18. A segunda consideração precisa observar o fato de que hátambém intérpretes que põem excessiva relevância no fato de que os apóstolos sugerem a eleição de sete “homens”, afirmando, a partir daí, que o diaconato, como o presbiterato, é exclusivo para homens, não havendo a possibilidade de existirem mulheres dentre os diáconos, as “diaconisas”. Essa posição, entretanto, merece a nossa discordância pacífica, respeitosa, pelo que nos filiamos à posição adotada pela Declaração, a qual reafirma a práxis denominacional. Herman Bavinck, por exemplo, ao examinar passagens que mencionam a “diakonia”, fala ainda “em todos os lugares onde o ofício de diáconos e diaconisas é mencionado” (p. 351). Na página seguinte da sua obra, ele diz: “Em 1Timóteo 3, Paulo resume suas qualificações [dos presbíteros] e, em Romanos 16.1,2; 1Tm 3.11; 5.9,10, há menção de diaconisas” (p. 352). Dos textos citados por Bavinck, Romanos 16.1 faz expressa menção a uma “diaconisa”, como chamamos hoje, a irmã “Febe”. O texto diz literalmente: “… Febe, a nossa irmã, sendo também diácono da igreja em Cencréia”. O Novo Testamento interlinear de Waldyr Carvalho Luz tem a seguinte tradução: “… Febe… sendo também diaconisa da igreja a em Cencréia”. Não tenho dúvida alguma: Febe era “diákonos” da igreja de Cencréia.

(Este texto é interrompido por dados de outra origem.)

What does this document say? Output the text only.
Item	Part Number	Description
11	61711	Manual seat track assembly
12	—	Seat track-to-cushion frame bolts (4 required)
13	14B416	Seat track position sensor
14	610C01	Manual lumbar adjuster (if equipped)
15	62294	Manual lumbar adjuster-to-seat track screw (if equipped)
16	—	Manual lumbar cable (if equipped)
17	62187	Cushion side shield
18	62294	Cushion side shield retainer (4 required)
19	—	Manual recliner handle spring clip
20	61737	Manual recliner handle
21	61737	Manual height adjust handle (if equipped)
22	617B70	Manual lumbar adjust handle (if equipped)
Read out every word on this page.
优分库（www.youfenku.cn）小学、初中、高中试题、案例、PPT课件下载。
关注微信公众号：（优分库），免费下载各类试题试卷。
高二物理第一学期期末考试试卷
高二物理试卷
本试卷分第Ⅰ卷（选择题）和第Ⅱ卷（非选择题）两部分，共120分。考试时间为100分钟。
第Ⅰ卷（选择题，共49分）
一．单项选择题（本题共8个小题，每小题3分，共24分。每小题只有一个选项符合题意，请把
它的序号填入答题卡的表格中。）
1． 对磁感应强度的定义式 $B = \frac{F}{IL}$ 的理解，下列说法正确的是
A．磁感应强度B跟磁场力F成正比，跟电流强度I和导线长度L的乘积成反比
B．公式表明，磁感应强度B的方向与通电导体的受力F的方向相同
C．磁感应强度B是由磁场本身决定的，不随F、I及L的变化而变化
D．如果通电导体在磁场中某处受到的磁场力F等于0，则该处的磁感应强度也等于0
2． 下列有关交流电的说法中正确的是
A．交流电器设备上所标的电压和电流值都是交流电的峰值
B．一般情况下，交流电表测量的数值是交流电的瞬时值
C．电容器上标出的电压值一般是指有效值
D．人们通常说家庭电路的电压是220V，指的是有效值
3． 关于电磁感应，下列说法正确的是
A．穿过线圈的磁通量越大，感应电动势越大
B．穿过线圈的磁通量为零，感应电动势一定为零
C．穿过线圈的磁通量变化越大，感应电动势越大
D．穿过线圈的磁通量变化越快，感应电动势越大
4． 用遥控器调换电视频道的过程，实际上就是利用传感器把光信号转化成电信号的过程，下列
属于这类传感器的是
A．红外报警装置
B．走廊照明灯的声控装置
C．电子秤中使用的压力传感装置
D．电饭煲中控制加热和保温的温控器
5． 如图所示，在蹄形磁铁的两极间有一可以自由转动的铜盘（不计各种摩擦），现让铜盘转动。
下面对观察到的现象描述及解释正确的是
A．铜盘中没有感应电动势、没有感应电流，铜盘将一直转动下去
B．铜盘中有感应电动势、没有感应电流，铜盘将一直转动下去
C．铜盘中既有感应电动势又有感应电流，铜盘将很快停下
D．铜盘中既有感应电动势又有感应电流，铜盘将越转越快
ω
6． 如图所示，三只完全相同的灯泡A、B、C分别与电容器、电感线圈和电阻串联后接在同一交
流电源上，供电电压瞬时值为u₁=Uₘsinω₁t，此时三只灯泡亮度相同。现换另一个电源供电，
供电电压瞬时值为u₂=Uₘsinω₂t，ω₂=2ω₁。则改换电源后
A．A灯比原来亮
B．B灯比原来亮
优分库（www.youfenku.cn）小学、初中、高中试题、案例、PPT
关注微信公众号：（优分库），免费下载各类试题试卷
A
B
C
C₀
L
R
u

Em 1Timóteo 3.11, também há evidente referência a diaconisas, em que pese a resistência por parte de alguns intérpretes. Com efeito, não faz sentido entender que Paulo exige certas qualificações somente das “esposasdos diáconos” (conforme a interpetração que alguns fazem das “mulheres” mencionadas na passagem), não fazendo o mesmo em ralação às esposasdos presbíteros. Em síntese, em Atos 6 nascem os “diáconos”, não sendo, entretanto, de reprodução obrigatória o número “sete”, nem a ordenação exclusivamente masculina.
19. Posteriormente, Paulo já podia destacar esse oficialato ao escrever aos irmãos filipenses. Observe-se que em Filipenses 1.1 Paulo reconhece apenas dois grupos de oficiais locais, “bispos e diáconos”, o que corresponde a uma forte evidência de que o diaconato já era um ofício estabelecido. Após tratar dos requisitos dos bispos (1Tm 3.1-7), Paulo passa a lidar com os exigidos para os diáconos, os quais devem ser dignos, não de língia dobre, não dados ao vinho, não gananciosos, guardando a fé com boa consciência, primeiro provados, irrepenensiveis, marido de uma só mulher(1Tm 3.8-10, 12; cf. At 6.3). Também menciona as “mulheres”, as diaconisas, conforme defendemos acima (1Tm 3.11). Dessarte, enquanto os presbíteros (ou pastores, ou bispos) cuidam dos deveres e supervisão espirituais da igreja, os diáconos e diaconisas se concentram nos deveres temporais, auxiliando os presbíteros nessa imprescindível tarefa.